Selon les analystes, la trêve de 90 jours n’offre qu’une brève bouée de sauvetage. Elle a verrouillé une nouvelle stratégie, faite d’expéditions urgentes, de contrats à tarifs flottants et de couvertures de production multi-pays, qui durera plus longtemps que le sursis. Loin d’inverser la tendance, elle renforce l’exode des chaînes d’approvisionnement, amorcé lors du premier mandat de Donald Trump et qui s’est accéléré durant celui-ci.
Selon la société de technologie de fret Vizion, les réservations hebdomadaires moyennes en provenance de Chine vers les États-Unis ont augmenté de 277 % au cours des sept jours précédant le 14 mai, jour où la trêve est entrée en vigueur.
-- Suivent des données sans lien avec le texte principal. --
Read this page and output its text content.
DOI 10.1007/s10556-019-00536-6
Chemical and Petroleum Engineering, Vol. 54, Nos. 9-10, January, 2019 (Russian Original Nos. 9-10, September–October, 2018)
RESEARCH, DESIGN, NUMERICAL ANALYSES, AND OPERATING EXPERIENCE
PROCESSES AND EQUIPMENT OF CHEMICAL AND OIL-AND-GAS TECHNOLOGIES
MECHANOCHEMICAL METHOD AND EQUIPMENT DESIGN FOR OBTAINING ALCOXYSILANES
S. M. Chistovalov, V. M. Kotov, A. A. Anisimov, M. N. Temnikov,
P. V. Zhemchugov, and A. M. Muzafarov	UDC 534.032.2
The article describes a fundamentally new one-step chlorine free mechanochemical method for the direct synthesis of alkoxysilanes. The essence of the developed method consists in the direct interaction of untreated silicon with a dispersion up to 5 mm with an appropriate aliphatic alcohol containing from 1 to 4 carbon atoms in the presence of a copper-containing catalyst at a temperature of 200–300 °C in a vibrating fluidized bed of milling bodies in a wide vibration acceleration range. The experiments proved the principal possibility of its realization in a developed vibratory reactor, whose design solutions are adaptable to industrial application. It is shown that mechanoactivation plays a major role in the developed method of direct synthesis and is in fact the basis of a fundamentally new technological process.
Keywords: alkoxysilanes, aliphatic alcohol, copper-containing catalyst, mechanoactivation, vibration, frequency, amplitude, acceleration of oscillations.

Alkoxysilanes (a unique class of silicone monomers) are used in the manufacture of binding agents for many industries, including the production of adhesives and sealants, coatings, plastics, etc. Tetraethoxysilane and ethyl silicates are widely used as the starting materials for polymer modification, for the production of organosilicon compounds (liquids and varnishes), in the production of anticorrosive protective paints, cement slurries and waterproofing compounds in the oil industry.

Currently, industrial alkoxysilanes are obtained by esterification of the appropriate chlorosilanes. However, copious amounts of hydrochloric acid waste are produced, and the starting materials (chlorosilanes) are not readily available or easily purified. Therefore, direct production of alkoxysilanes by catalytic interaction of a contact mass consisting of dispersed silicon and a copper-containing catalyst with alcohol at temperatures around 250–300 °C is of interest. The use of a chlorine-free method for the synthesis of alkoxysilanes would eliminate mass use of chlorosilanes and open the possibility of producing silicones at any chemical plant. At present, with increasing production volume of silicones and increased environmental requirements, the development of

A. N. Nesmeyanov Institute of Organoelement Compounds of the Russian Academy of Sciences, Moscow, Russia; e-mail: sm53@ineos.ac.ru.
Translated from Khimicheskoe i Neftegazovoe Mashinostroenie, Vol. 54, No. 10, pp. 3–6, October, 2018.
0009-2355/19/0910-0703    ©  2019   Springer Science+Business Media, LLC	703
L’indice Drewry montre que les tarifs au comptant du 15 mai sur la ligne Shanghai-Los Angeles ont augmenté de 16 % en glissement hebdomadaire pour atteindre 3136 dollars par conteneur de quarante pieds (12 mètres), tandis que Shanghai-New York a grimpé de 19 % pour atteindre 4350 dollars.
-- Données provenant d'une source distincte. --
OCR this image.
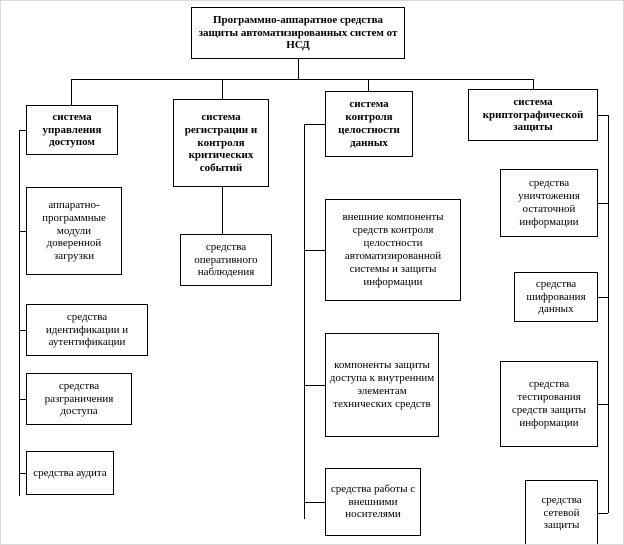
Программно-аппаратное средства защиты автоматизированных систем от НСД
система управления доступом
аппаратно-программные модули доверенной загрузки
средства идентификации и аутентификации
средства разграничения доступа
средства аудита
система регистрации и контроля критических событий
средства оперативного наблюдения
система контроля целостности данных
внешние компоненты средств контроля целостности автоматизированной системы и защиты информации
компоненты защиты доступа к внутренним элементам технических средств
средства работы с внешними носителями
система криптографической защиты
средства уничтожения остаточной информации
средства шифрования данных
средства тестирования средств защиты информации
средства сетевой защиты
« Il n’y aura pas assez de navires pour toute cette cargaison. Préparez-vous à une flambée des prix », a déclaré Ryan Petersen, directeur général de la société de transport maritime Flexport, dans un message publié le 16 mai sur la plateforme de médias sociaux X, après que son entreprise a enregistré une hausse de 275 % des réservations entre la Chine et les États-Unis en glissement hebdomadaire.
« Le sursis de 90 jours remet simplement les pendules à l’heure », a déclaré l’économiste américain Davy J. Wong à Epoch Times. « Nous sommes passés d’un système ‘d’accord ou pas d’accord’ à une confrontation chronique. Des droits de douane élevés pourraient rester la base, et les exemptions devenir des monnaies d’échange. »
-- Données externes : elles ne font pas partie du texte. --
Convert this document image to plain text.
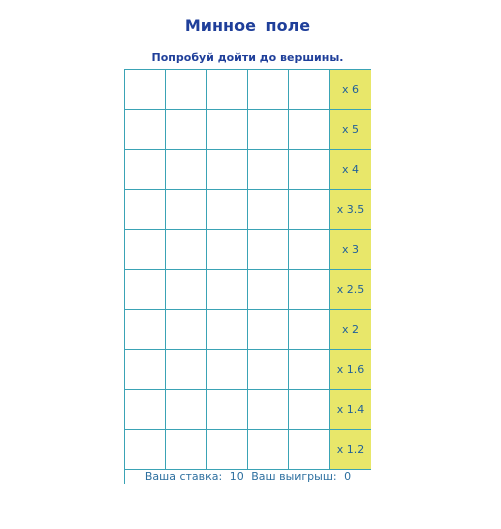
Минное поле
Попробуй дойти до вершины.
x 6
x 5
x 4
x 3.5
x 3
x 2.5
x 2
x 1.6
x 1.4
x 1.2
Ваша ставка: 10 Ваш выигрыш: 0
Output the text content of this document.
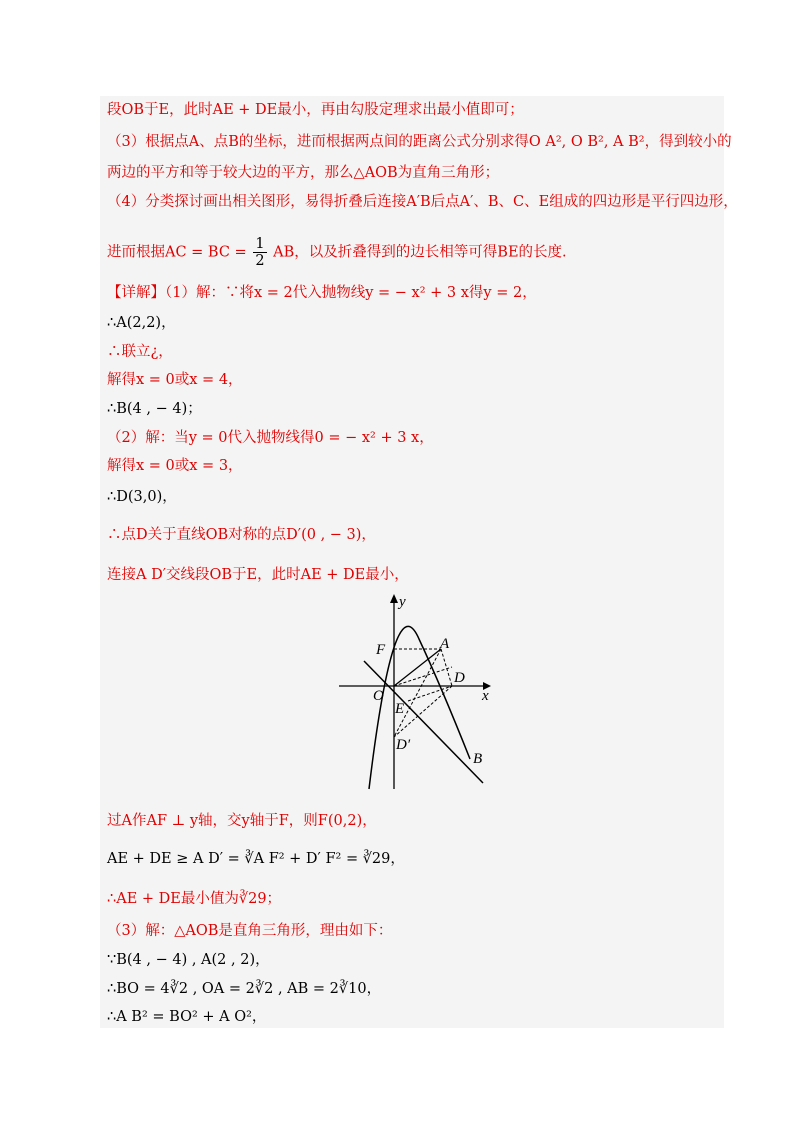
段OB于E，此时AE + DE最小，再由勾股定理求出最小值即可；
（3）根据点A、点B的坐标，进而根据两点间的距离公式分别求得O A², O B², A B²，得到较小的
两边的平方和等于较大边的平方，那么△AOB为直角三角形；
（4）分类探讨画出相关图形，易得折叠后连接A′B后点A′、B、C、E组成的四边形是平行四边形，
进而根据AC = BC = $\frac{1}{2}$ AB，以及折叠得到的边长相等可得BE的长度.
【详解】（1）解：∵将x = 2代入抛物线y = − x² + 3 x得y = 2，
∴A(2,2)，
∴联立¿，
解得x = 0或x = 4，
∴B(4 , − 4)；
（2）解：当y = 0代入抛物线得0 = − x² + 3 x，
解得x = 0或x = 3，
∴D(3,0)，
∴点D关于直线OB对称的点D′(0 , − 3)，
连接A D′交线段OB于E，此时AE + DE最小，
y
x
F	A
D
O
E
D′
B
过A作AF ⊥ y轴，交y轴于F，则F(0,2)，
AE + DE ≥ A D′ = ∛A F² + D′ F² = ∛29，
∴AE + DE最小值为∛29；
（3）解：△AOB是直角三角形，理由如下：
∵B(4 , − 4) , A(2 , 2)，
∴BO = 4∛2 , OA = 2∛2 , AB = 2∛10，
∴A B² = BO² + A O²，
Washington, a-t-il ajouté, peut augmenter ou diminuer les droits de douane à volonté, en les utilisant comme levier chaque fois que la politique industrielle chinoise change, que le yuan chute ou que l’inflation américaine s’enflamme.
Un dégel durable des tensions commerciales entre les États-Unis et la Chine « semble peu probable dans un avenir proche », a déclaré à Epoch Times Sun Kuo-hsiang, professeur d’affaires internationales à l’Université Nanhua de Taïwan.
Chaque cycle de pause et de rebond, a-t-il expliqué, incite davantage d’usines à l’étranger et pousse les usines à marge plus élevée restantes à s’automatiser : les chaînes de fabrication de pièces automobiles échangent déjà leurs travailleurs contre des bras de soudage robotisés, les fabricants d’appareils électroménagers déploient des cellules d’assemblage intelligentes.
Ports engorgés, contrats réécrits
La crise portuaire a déjà des répercussions sur les opérations des transporteurs.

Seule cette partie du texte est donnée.